Experience with medical imaging, digital pathology, or whole slide image (WSI) processing
Experience with LoRAs, transformer architecture and state of the art image to image translation models (Flux 2, Z-Image) and the Hugging face ecosystem
Background in generative models and fine-tuning of foundation models
Experience with GPU acceleration and optimization, including CUDA kernel engineering, TensorRT/ONNX export, and inference serving frameworks such as Triton
Experience with hosting computer vision model inference on NVIDIA DGX Spark.
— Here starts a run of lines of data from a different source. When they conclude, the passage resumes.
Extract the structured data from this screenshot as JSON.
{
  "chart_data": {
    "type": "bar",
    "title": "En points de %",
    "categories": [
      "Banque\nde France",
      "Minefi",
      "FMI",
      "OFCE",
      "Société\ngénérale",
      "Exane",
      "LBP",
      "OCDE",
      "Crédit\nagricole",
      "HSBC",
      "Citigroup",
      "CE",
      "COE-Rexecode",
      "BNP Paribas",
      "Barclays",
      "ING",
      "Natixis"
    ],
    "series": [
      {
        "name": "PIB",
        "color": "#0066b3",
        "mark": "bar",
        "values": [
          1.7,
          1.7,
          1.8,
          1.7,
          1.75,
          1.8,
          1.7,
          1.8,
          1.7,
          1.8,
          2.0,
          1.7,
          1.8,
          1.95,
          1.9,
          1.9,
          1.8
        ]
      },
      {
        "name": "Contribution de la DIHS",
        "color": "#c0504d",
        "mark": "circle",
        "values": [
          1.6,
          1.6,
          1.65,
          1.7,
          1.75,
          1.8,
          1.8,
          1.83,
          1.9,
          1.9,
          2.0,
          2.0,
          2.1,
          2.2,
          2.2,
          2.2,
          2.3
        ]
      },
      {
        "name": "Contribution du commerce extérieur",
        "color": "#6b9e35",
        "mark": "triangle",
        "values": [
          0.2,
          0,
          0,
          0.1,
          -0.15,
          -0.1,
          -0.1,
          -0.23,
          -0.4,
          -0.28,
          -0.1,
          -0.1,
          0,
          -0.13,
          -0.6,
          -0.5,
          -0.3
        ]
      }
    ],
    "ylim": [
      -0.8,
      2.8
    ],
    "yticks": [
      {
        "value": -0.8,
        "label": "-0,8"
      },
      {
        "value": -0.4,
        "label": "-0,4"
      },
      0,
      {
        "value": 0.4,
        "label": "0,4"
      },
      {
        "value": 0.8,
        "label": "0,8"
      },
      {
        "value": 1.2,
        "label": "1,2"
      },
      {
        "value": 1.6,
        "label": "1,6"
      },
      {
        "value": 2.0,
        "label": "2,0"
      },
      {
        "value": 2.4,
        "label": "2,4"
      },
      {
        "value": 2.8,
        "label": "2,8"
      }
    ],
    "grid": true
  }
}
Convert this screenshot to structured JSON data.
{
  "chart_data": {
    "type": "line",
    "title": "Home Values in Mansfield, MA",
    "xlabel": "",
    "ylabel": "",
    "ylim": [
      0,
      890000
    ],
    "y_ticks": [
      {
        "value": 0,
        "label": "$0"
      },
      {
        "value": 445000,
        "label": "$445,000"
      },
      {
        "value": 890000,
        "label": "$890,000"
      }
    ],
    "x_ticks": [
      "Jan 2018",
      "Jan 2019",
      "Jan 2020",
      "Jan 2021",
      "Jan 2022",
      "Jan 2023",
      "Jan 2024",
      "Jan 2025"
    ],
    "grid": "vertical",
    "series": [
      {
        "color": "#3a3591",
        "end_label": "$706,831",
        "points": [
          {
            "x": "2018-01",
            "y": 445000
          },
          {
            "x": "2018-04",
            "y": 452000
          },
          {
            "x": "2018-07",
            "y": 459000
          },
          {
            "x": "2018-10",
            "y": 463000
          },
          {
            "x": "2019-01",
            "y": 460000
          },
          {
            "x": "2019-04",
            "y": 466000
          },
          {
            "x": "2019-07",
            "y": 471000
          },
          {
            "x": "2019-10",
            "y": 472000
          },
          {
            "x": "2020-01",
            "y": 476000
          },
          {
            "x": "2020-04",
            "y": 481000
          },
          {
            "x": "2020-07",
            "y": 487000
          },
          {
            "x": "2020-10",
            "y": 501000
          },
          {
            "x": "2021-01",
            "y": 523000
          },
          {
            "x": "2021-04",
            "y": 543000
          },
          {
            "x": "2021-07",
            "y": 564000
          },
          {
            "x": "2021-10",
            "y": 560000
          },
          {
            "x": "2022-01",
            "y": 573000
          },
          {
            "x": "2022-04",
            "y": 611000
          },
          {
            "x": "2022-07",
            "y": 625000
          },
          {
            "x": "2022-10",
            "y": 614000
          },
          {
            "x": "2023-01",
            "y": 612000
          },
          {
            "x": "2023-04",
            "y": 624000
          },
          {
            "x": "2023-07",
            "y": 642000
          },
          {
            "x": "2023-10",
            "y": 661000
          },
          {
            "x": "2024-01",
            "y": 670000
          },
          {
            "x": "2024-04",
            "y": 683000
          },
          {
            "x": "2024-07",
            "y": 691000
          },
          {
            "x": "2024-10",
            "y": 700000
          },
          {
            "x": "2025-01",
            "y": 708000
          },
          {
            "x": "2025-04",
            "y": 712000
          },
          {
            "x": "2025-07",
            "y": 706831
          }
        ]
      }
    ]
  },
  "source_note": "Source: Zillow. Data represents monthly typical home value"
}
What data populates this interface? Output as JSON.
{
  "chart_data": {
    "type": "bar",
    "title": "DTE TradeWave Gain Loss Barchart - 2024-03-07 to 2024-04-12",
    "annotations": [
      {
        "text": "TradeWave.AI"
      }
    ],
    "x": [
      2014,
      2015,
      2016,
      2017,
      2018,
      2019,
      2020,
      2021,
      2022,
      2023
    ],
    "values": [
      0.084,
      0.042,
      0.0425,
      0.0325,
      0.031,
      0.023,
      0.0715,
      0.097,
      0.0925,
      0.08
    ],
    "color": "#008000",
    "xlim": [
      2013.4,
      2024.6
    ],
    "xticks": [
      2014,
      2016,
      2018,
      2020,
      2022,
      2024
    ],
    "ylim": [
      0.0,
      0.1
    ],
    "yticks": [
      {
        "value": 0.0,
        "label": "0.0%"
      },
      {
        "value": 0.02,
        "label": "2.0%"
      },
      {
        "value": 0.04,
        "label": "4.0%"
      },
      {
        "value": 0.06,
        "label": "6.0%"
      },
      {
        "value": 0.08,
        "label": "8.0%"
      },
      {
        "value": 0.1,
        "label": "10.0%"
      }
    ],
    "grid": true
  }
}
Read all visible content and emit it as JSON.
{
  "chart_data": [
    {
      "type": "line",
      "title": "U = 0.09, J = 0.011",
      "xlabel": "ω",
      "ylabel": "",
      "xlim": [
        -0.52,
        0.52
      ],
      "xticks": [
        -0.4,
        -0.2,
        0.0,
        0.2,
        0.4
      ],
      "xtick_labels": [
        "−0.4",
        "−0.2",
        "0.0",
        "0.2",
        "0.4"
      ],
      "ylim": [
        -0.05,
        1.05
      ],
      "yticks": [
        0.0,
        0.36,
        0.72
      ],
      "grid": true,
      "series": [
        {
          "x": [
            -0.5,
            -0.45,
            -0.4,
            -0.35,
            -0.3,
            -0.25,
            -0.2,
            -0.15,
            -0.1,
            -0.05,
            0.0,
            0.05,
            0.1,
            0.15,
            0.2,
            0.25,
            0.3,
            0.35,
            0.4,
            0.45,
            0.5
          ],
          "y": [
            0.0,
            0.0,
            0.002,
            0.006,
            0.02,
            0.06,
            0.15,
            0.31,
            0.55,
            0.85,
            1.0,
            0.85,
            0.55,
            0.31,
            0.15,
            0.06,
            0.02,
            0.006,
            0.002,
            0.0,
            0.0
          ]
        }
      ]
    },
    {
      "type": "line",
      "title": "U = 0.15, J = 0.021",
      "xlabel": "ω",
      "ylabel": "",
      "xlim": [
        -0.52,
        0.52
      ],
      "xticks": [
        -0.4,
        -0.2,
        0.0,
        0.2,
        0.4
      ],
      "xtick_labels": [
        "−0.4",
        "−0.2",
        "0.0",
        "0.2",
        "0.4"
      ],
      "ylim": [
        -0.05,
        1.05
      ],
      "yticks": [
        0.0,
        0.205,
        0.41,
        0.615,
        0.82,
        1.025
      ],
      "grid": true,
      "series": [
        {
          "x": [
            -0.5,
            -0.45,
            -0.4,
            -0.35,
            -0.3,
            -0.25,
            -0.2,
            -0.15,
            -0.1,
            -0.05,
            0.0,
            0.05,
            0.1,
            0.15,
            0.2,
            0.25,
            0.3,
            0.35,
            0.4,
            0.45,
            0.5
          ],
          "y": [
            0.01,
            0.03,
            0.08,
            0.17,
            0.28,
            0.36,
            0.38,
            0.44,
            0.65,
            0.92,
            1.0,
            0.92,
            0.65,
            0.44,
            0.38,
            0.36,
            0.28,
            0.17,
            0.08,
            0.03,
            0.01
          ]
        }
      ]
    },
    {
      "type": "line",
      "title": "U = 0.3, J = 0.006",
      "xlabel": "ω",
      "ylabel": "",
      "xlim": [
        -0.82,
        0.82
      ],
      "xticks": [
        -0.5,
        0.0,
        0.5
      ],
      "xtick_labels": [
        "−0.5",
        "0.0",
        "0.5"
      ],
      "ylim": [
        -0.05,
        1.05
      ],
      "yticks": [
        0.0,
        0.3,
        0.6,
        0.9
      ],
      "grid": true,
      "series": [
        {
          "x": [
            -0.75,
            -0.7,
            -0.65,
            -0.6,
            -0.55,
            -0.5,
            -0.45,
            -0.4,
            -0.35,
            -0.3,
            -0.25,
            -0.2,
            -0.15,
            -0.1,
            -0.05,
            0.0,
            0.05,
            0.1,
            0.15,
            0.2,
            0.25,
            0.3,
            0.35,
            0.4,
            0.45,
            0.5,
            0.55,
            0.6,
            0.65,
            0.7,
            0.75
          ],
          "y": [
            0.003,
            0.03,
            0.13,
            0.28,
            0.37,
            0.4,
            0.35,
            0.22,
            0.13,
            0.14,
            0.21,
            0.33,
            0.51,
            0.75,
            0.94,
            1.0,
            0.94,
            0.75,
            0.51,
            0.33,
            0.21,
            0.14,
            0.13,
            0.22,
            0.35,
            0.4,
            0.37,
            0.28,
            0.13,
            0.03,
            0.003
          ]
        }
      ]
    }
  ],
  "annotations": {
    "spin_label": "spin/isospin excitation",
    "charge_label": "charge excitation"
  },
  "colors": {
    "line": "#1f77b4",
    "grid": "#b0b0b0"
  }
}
Understanding of FDA regulatory requirements for AI/ML in medical devices
Experience with MLOps tools (MLflow, Kubeflow) and model versioning practices
Develop tools and frameworks to streamline ML research workflows, experimentation, and reproducibility

What We Offer

The opportunity to work on technology that directly improves patient outcomes and transforms clinical diagnostics, alongside a talented team of engineers and researchers pushing the boundaries of AI in healthcare. You will have the freedom to pursue high-impact research while seeing your work deployed at scale in real clinical environments.